The cervix dilates up to 7 cm. The mother must be taken to the hospital for delivery.
The water breaks as labour progress through this stage. Thereafter, contractions further speed
- Transition Phase:
This is the most painful phase as the cervix dilates to its fullest, at about 10 cms. Painful, strong contractions continue at intervals of 2-3minutes, each lasting 60-90 seconds.
- Second Stage
Pushing & birth of the baby
This stage begins after the complete dilation of the cervix. Intense contractions continue, helping push the baby head first through the birth canal. The mother is asked to push with every contraction and may find herself highly fatigued. She may also experience intense pain around the vaginal opening as the baby makes its way out. At this stage, the doctor may decide to make an incision (episiotomy) to widen the vaginal opening to make the baby’s emergence easier. The mother must continue to push till the baby finally makes it out into the world.
- Third Stage
Placenta Is Pushed Out
In this final stage of the normal delivery called the ‘afterbirth’, the entire placenta is pushed out through the vaginal canal. The placenta may be delivered from a few minutes to half an hour after the baby is born. The process may be manually assisted by massaging the lower abdomen.

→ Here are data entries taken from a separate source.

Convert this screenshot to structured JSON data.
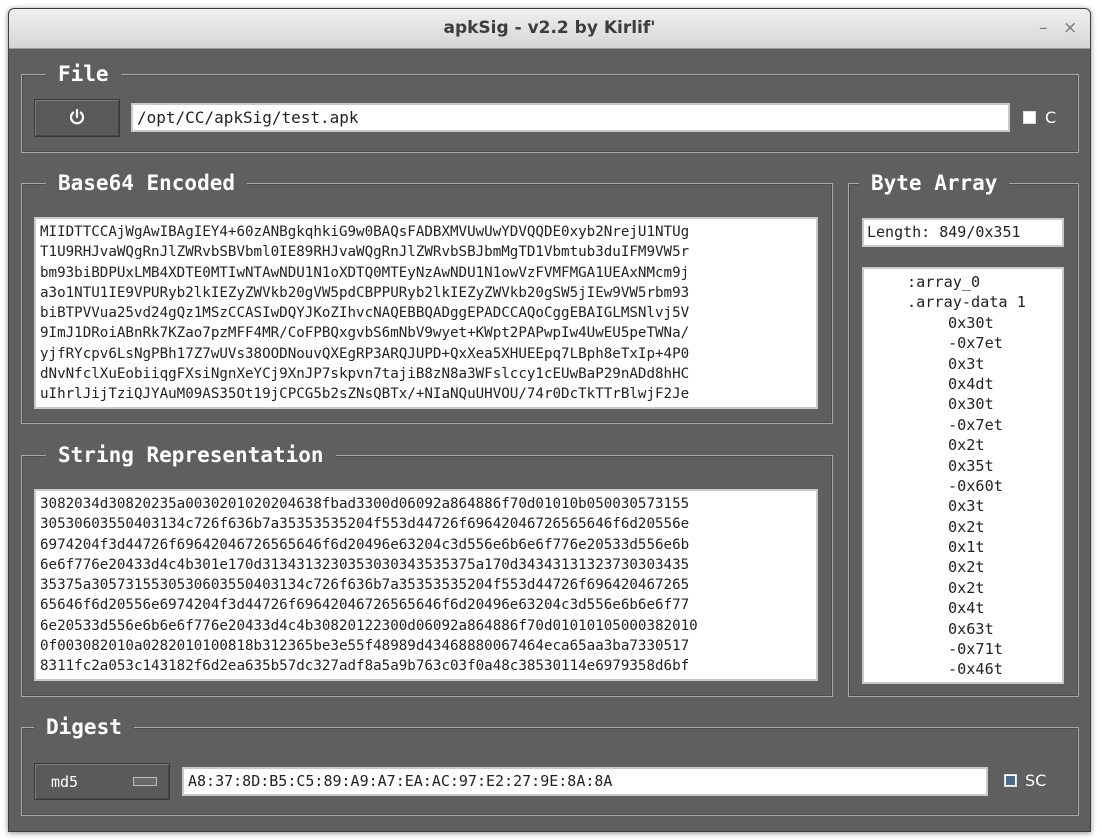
{
  "window": {
    "title": "apkSig - v2.2 by Kirlif'",
    "minimize": "–",
    "close": "×"
  },
  "file": {
    "legend": "File",
    "power_icon": "power-icon",
    "path": "/opt/CC/apkSig/test.apk",
    "checkbox_label": "C"
  },
  "base64": {
    "legend": "Base64 Encoded",
    "lines": [
      "MIIDTTCCAjWgAwIBAgIEY4+60zANBgkqhkiG9w0BAQsFADBXMVUwUwYDVQQDE0xyb2NrejU1NTUg",
      "T1U9RHJvaWQgRnJlZWRvbSBVbml0IE89RHJvaWQgRnJlZWRvbSBJbmMgTD1Vbmtub3duIFM9VW5r",
      "bm93biBDPUxLMB4XDTE0MTIwNTAwNDU1N1oXDTQ0MTEyNzAwNDU1N1owVzFVMFMGA1UEAxNMcm9j",
      "a3o1NTU1IE9VPURyb2lkIEZyZWVkb20gVW5pdCBPPURyb2lkIEZyZWVkb20gSW5jIEw9VW5rbm93",
      "biBTPVVua25vd24gQz1MSzCCASIwDQYJKoZIhvcNAQEBBQADggEPADCCAQoCggEBAIGLMSNlvj5V",
      "9ImJ1DRoiABnRk7KZao7pzMFF4MR/CoFPBQxgvbS6mNbV9wyet+KWpt2PAPwpIw4UwEU5peTWNa/",
      "yjfRYcpv6LsNgPBh17Z7wUVs38OODNouvQXEgRP3ARQJUPD+QxXea5XHUEEpq7LBph8eTxIp+4P0",
      "dNvNfclXuEobiiqgFXsiNgnXeYCj9XnJP7skpvn7tajiB8zN8a3WFslccy1cEUwBaP29nADd8hHC",
      "uIhrlJijTziQJYAuM09AS35Ot19jCPCG5b2sZNsQBTx/+NIaNQuUHVOU/74r0DcTkTTrBlwjF2Je"
    ]
  },
  "string_rep": {
    "legend": "String Representation",
    "lines": [
      "3082034d30820235a0030201020204638fbad3300d06092a864886f70d01010b050030573155",
      "30530603550403134c726f636b7a35353535204f553d44726f69642046726565646f6d20556e",
      "6974204f3d44726f69642046726565646f6d20496e63204c3d556e6b6e6f776e20533d556e6b",
      "6e6f776e20433d4c4b301e170d3134313230353030343535375a170d34343131323730303435",
      "35375a3057315530530603550403134c726f636b7a35353535204f553d44726f696420467265",
      "65646f6d20556e6974204f3d44726f69642046726565646f6d20496e63204c3d556e6b6e6f77",
      "6e20533d556e6b6e6f776e20433d4c4b30820122300d06092a864886f70d01010105000382010",
      "0f003082010a0282010100818b312365be3e55f48989d43468880067464eca65aa3ba7330517",
      "8311fc2a053c143182f6d2ea635b57dc327adf8a5a9b763c03f0a48c38530114e6979358d6bf"
    ]
  },
  "byte_array": {
    "legend": "Byte Array",
    "length": "Length: 849/0x351",
    "header_lines": [
      ":array_0",
      ".array-data 1"
    ],
    "values": [
      "0x30t",
      "-0x7et",
      "0x3t",
      "0x4dt",
      "0x30t",
      "-0x7et",
      "0x2t",
      "0x35t",
      "-0x60t",
      "0x3t",
      "0x2t",
      "0x1t",
      "0x2t",
      "0x2t",
      "0x4t",
      "0x63t",
      "-0x71t",
      "-0x46t"
    ]
  },
  "digest": {
    "legend": "Digest",
    "algorithm": "md5",
    "value": "A8:37:8D:B5:C5:89:A9:A7:EA:AC:97:E2:27:9E:8A:8A",
    "checkbox_label": "SC"
  },
  "colors": {
    "window_bg": "#5f5f5f",
    "checkbox_checked": "#4b6a8a"
  }
}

Benefits of normal delivery
The benefits of vaginal delivery include:
- Avoids risks associated with instruments used for a c-section delivery.
- Lower risk of infection for mother and child
- Quicker recovery for mother and shorter hospital stay (24-48 hours as compared to 3 days to a week post caesarean)
- The natural bacteria and microbes of the vagina transferred from mother to child boost the baby’s immune system, readying it for life outside the protected womb.
- Babies are at lower risk for respiratory problems since the labour contractions help prepare the baby’s lungs for breathing
- Normal delivery stimulates lactation because the birthing process activates numerous natural mothering hormones.